Ginny öffnete ihnen, als sie am Fuchsbau angekommen waren. „Kommt rein… ich hab Mom und die anderen schon etwas einbezogen… ich hoffe, dass war okay?“ Hermine nickte. Molly kam gerade zurück in die Küche und ihr erster Blick fiel auf Severus, mit offenem Mund starrte sie ihn an „Molly, mach den Mund zu… hat dir noch niemand gesagt, dass es unhöflich ist, jemanden anzustarren?“ knurrte Severus und Hermine knuffte ihn in die Seite. „Severus!“ zischte sie „Er hat ja recht Hermine!“ meinte Molly als sie sich wieder gefangen hatte. „Ich war nur erstaunt… also… ähm. Ginny hat uns ja schon angekündigt, dass wir überrascht sein würden…“ Severus folgte Molly mit seinen Augen „Legt eure Mäntel ab und kommt mit rüber…Arthur und Harry sind nebenan!“ Molly redete unablässig, die Nervosität vermutlich, dachte Severus.
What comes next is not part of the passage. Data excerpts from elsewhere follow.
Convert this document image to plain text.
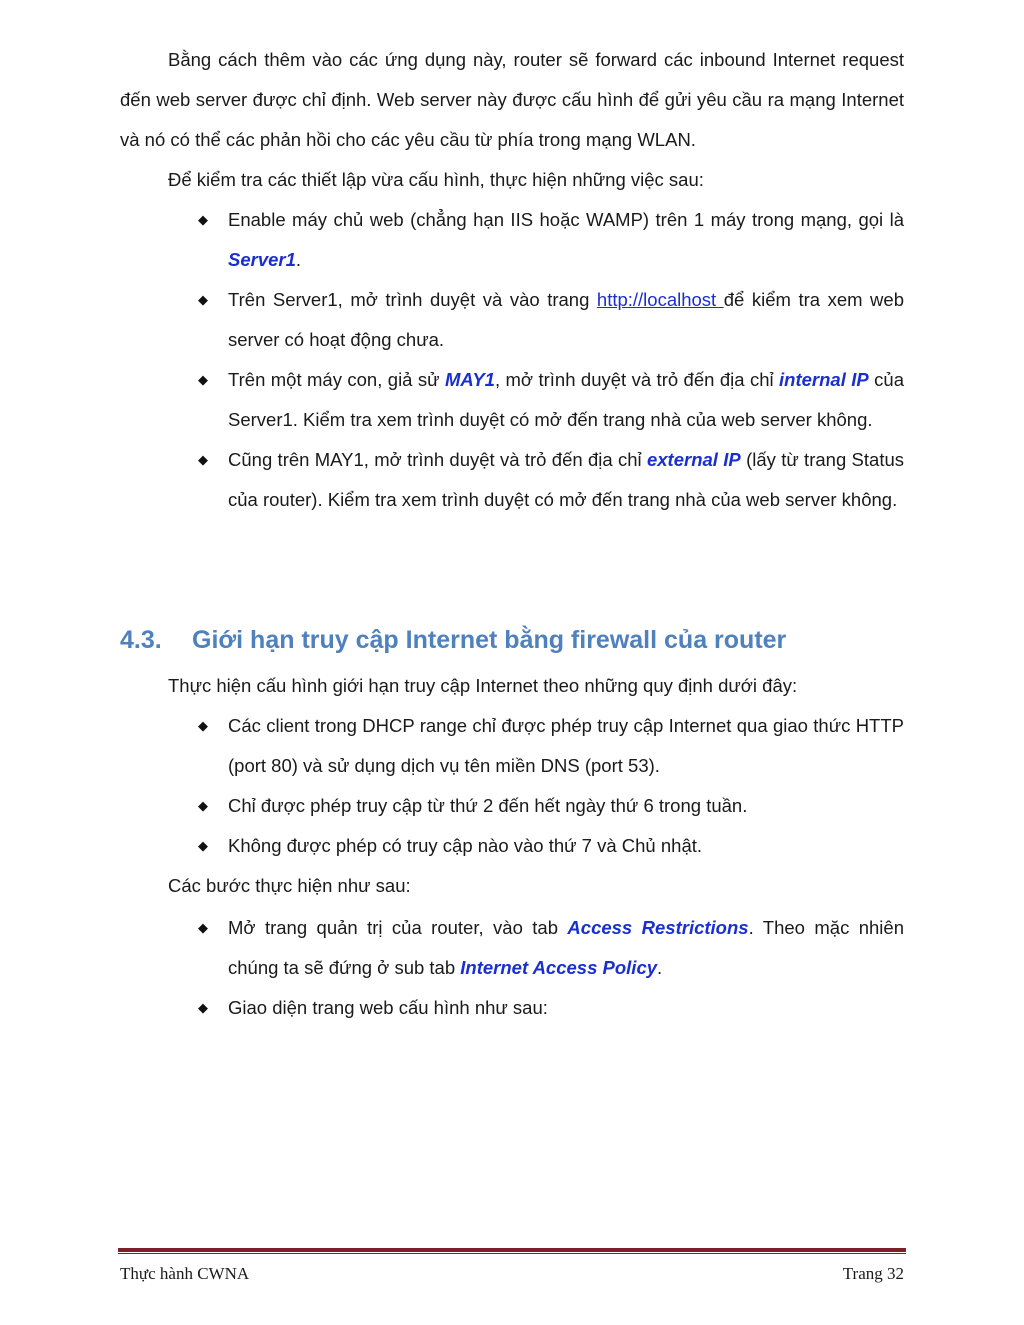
Bằng cách thêm vào các ứng dụng này, router sẽ forward các inbound Internet request đến web server được chỉ định. Web server này được cấu hình để gửi yêu cầu ra mạng Internet và nó có thể các phản hồi cho các yêu cầu từ phía trong mạng WLAN.

Để kiểm tra các thiết lập vừa cấu hình, thực hiện những việc sau:

◆ Enable máy chủ web (chẳng hạn IIS hoặc WAMP) trên 1 máy trong mạng, gọi là Server1.
◆ Trên Server1, mở trình duyệt và vào trang http://localhost để kiểm tra xem web server có hoạt động chưa.
◆ Trên một máy con, giả sử MAY1, mở trình duyệt và trỏ đến địa chỉ internal IP của Server1. Kiểm tra xem trình duyệt có mở đến trang nhà của web server không.
◆ Cũng trên MAY1, mở trình duyệt và trỏ đến địa chỉ external IP (lấy từ trang Status của router). Kiểm tra xem trình duyệt có mở đến trang nhà của web server không.
4.3. Giới hạn truy cập Internet bằng firewall của router

Thực hiện cấu hình giới hạn truy cập Internet theo những quy định dưới đây:

◆ Các client trong DHCP range chỉ được phép truy cập Internet qua giao thức HTTP (port 80) và sử dụng dịch vụ tên miền DNS (port 53).
◆ Chỉ được phép truy cập từ thứ 2 đến hết ngày thứ 6 trong tuần.
◆ Không được phép có truy cập nào vào thứ 7 và Chủ nhật.

Các bước thực hiện như sau:

◆ Mở trang quản trị của router, vào tab Access Restrictions. Theo mặc nhiên chúng ta sẽ đứng ở sub tab Internet Access Policy.
◆ Giao diện trang web cấu hình như sau:
Thực hành CWNA	Trang 32
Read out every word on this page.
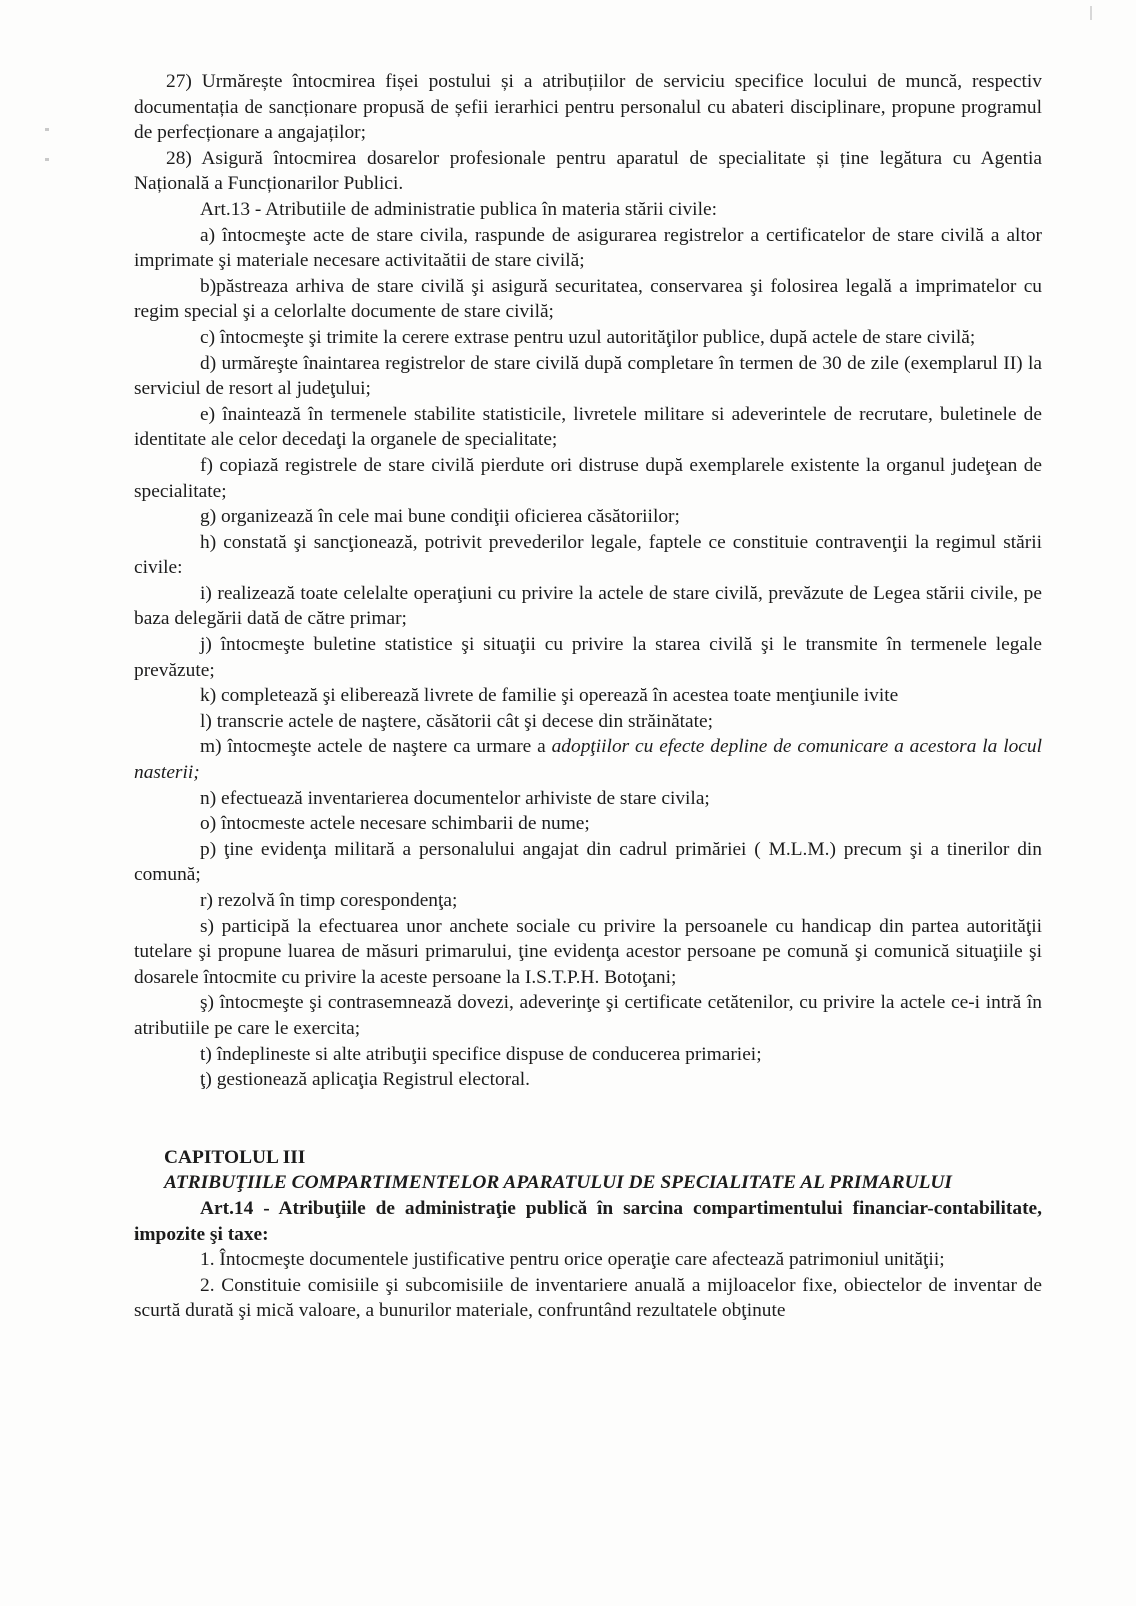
27) Urmărește întocmirea fișei postului și a atribuțiilor de serviciu specifice locului de muncă, respectiv documentația de sancționare propusă de șefii ierarhici pentru personalul cu abateri disciplinare, propune programul de perfecționare a angajaților;

28) Asigură întocmirea dosarelor profesionale pentru aparatul de specialitate și ține legătura cu Agentia Națională a Funcționarilor Publici.

Art.13 - Atributiile de administratie publica în materia stării civile:

a) întocmeşte acte de stare civila, raspunde de asigurarea registrelor a certificatelor de stare civilă a altor imprimate şi materiale necesare activitaătii de stare civilă;

b)păstreaza arhiva de stare civilă şi asigură securitatea, conservarea şi folosirea legală a imprimatelor cu regim special şi a celorlalte documente de stare civilă;

c) întocmeşte şi trimite la cerere extrase pentru uzul autorităţilor publice, după actele de stare civilă;

d) urmăreşte înaintarea registrelor de stare civilă după completare în termen de 30 de zile (exemplarul II) la serviciul de resort al judeţului;

e) înaintează în termenele stabilite statisticile, livretele militare si adeverintele de recrutare, buletinele de identitate ale celor decedaţi la organele de specialitate;

f) copiază registrele de stare civilă pierdute ori distruse după exemplarele existente la organul judeţean de specialitate;

g) organizează în cele mai bune condiţii oficierea căsătoriilor;

h) constată şi sancţionează, potrivit prevederilor legale, faptele ce constituie contravenţii la regimul stării civile:

i) realizează toate celelalte operaţiuni cu privire la actele de stare civilă, prevăzute de Legea stării civile, pe baza delegării dată de către primar;

j) întocmeşte buletine statistice şi situaţii cu privire la starea civilă şi le transmite în termenele legale prevăzute;

k) completează şi eliberează livrete de familie şi operează în acestea toate menţiunile ivite

l) transcrie actele de naştere, căsătorii cât şi decese din străinătate;

m) întocmeşte actele de naştere ca urmare a adopţiilor cu efecte depline de comunicare a acestora la locul nasterii;

n) efectuează inventarierea documentelor arhiviste de stare civila;

o) întocmeste actele necesare schimbarii de nume;

p) ţine evidenţa militară a personalului angajat din cadrul primăriei ( M.L.M.) precum şi a tinerilor din comună;

r) rezolvă în timp corespondenţa;

s) participă la efectuarea unor anchete sociale cu privire la persoanele cu handicap din partea autorităţii tutelare şi propune luarea de măsuri primarului, ţine evidenţa acestor persoane pe comună şi comunică situaţiile şi dosarele întocmite cu privire la aceste persoane la I.S.T.P.H. Botoţani;

ş) întocmeşte şi contrasemnează dovezi, adeverinţe şi certificate cetătenilor, cu privire la actele ce-i intră în atributiile pe care le exercita;

t) îndeplineste si alte atribuţii specifice dispuse de conducerea primariei;

ţ) gestionează aplicaţia Registrul electoral.

CAPITOLUL III

ATRIBUŢIILE COMPARTIMENTELOR APARATULUI DE SPECIALITATE AL PRIMARULUI

Art.14 - Atribuţiile de administraţie publică în sarcina compartimentului financiar-contabilitate, impozite şi taxe:

1. Întocmeşte documentele justificative pentru orice operaţie care afectează patrimoniul unităţii;

2. Constituie comisiile şi subcomisiile de inventariere anuală a mijloacelor fixe, obiectelor de inventar de scurtă durată şi mică valoare, a bunurilor materiale, confruntând rezultatele obţinute
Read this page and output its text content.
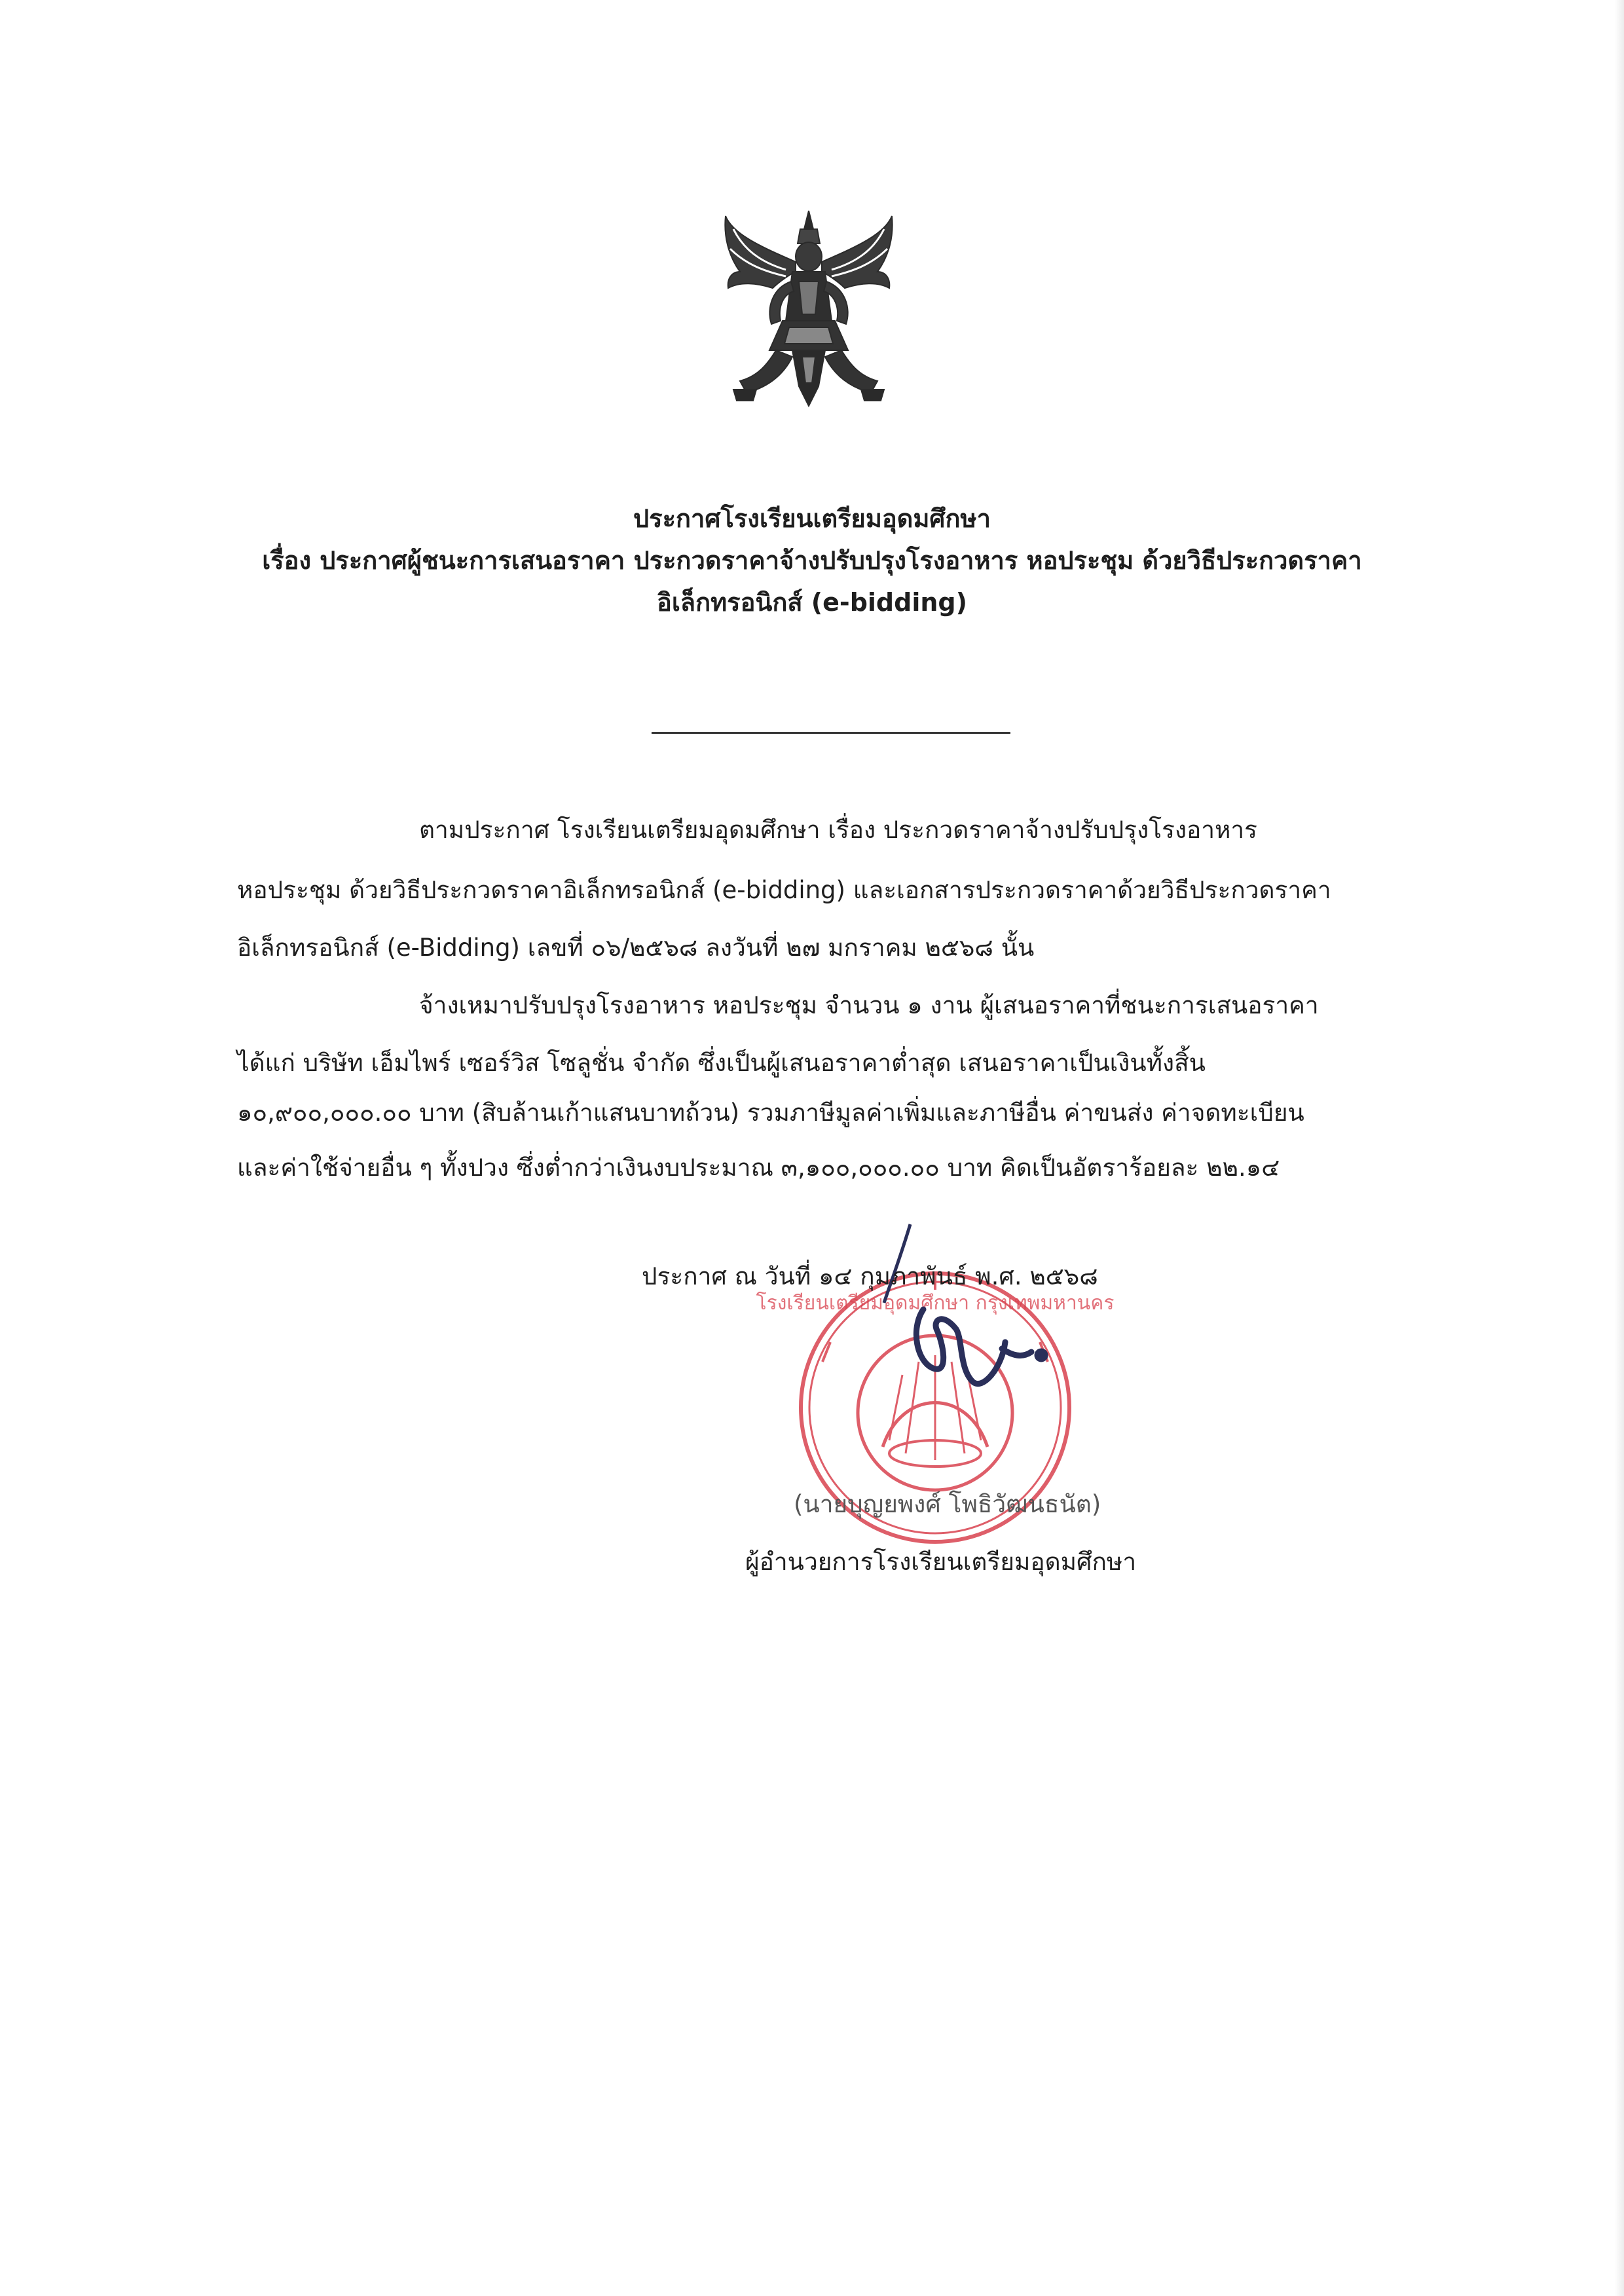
ประกาศโรงเรียนเตรียมอุดมศึกษา
เรื่อง ประกาศผู้ชนะการเสนอราคา ประกวดราคาจ้างปรับปรุงโรงอาหาร หอประชุม ด้วยวิธีประกวดราคา
อิเล็กทรอนิกส์ (e-bidding)
ตามประกาศ โรงเรียนเตรียมอุดมศึกษา เรื่อง ประกวดราคาจ้างปรับปรุงโรงอาหาร
หอประชุม ด้วยวิธีประกวดราคาอิเล็กทรอนิกส์ (e-bidding) และเอกสารประกวดราคาด้วยวิธีประกวดราคา
อิเล็กทรอนิกส์ (e-Bidding) เลขที่ ๐๖/๒๕๖๘ ลงวันที่ ๒๗ มกราคม ๒๕๖๘ นั้น
จ้างเหมาปรับปรุงโรงอาหาร หอประชุม จำนวน ๑ งาน ผู้เสนอราคาที่ชนะการเสนอราคา
ได้แก่ บริษัท เอ็มไพร์ เซอร์วิส โซลูชั่น จำกัด ซึ่งเป็นผู้เสนอราคาต่ำสุด เสนอราคาเป็นเงินทั้งสิ้น
๑๐,๙๐๐,๐๐๐.๐๐ บาท (สิบล้านเก้าแสนบาทถ้วน) รวมภาษีมูลค่าเพิ่มและภาษีอื่น ค่าขนส่ง ค่าจดทะเบียน
และค่าใช้จ่ายอื่น ๆ ทั้งปวง ซึ่งต่ำกว่าเงินงบประมาณ ๓,๑๐๐,๐๐๐.๐๐ บาท คิดเป็นอัตราร้อยละ ๒๒.๑๔
โรงเรียนเตรียมอุดมศึกษา กรุงเทพมหานคร
ประกาศ ณ วันที่ ๑๔ กุมภาพันธ์ พ.ศ. ๒๕๖๘
(นายบุญยพงศ์ โพธิวัฒนธนัต)
ผู้อำนวยการโรงเรียนเตรียมอุดมศึกษา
Nachdem auch Arthur seinen ersten Schock verdaut hatte, bot er seinen Gästen warmen Punsch an. „Mit dir hätte ich nicht gerechnet Severus, …obwohl nach der Weihnachtsfeier hätte ich es ahnen sollen.“ – „Nun Arthur, es war von uns so gewollte… das niemand etwas ahnt!“ entgegnete Severus kühl „Natürlich, natürlich…“ Arthur sah Severus an „…aber warum? Also ihr seid erwachsene Menschen und von daher…“ – „Du willst mir also sagen, dass du dich nicht fragst, was Hermine mit mir will?“ – „Nun…“ Arthur nahm einen Schluck Punsch „Ich kenne Hermine gut genug, um zu wissen, dass es einen guten Grund geben wird… und daher hinterfrage ich es nicht!“ – „Sie könnte meine Tochter sein!“ erklärte Severus gedehnt „Ja, das könnte sie…Severus, beantworte mir mal eine Frage… ist es möglich, dass du mehr Probleme mit deiner Beziehung zu Hermine hast, als ich? Woher kommt das?“ Verstört sah Severus Arthur „Ich habe keine Probleme mit meiner Beziehung!“ setzte Severus scharf dagegen „…dann ist ja gut!“ Arthur sah Severus wissen an und meinte dann wie nebenbei „Ich denke, es liegt daran, dass du zu lange allein warst… aber du wirst dich daran gewöhnen!“ Bevor Severus etwas dazu sagen konnte, kam Hermine dazu „Wo bleibt denn mein Punsch?“ fragte sie lächelnd und griff nach Severus Hand.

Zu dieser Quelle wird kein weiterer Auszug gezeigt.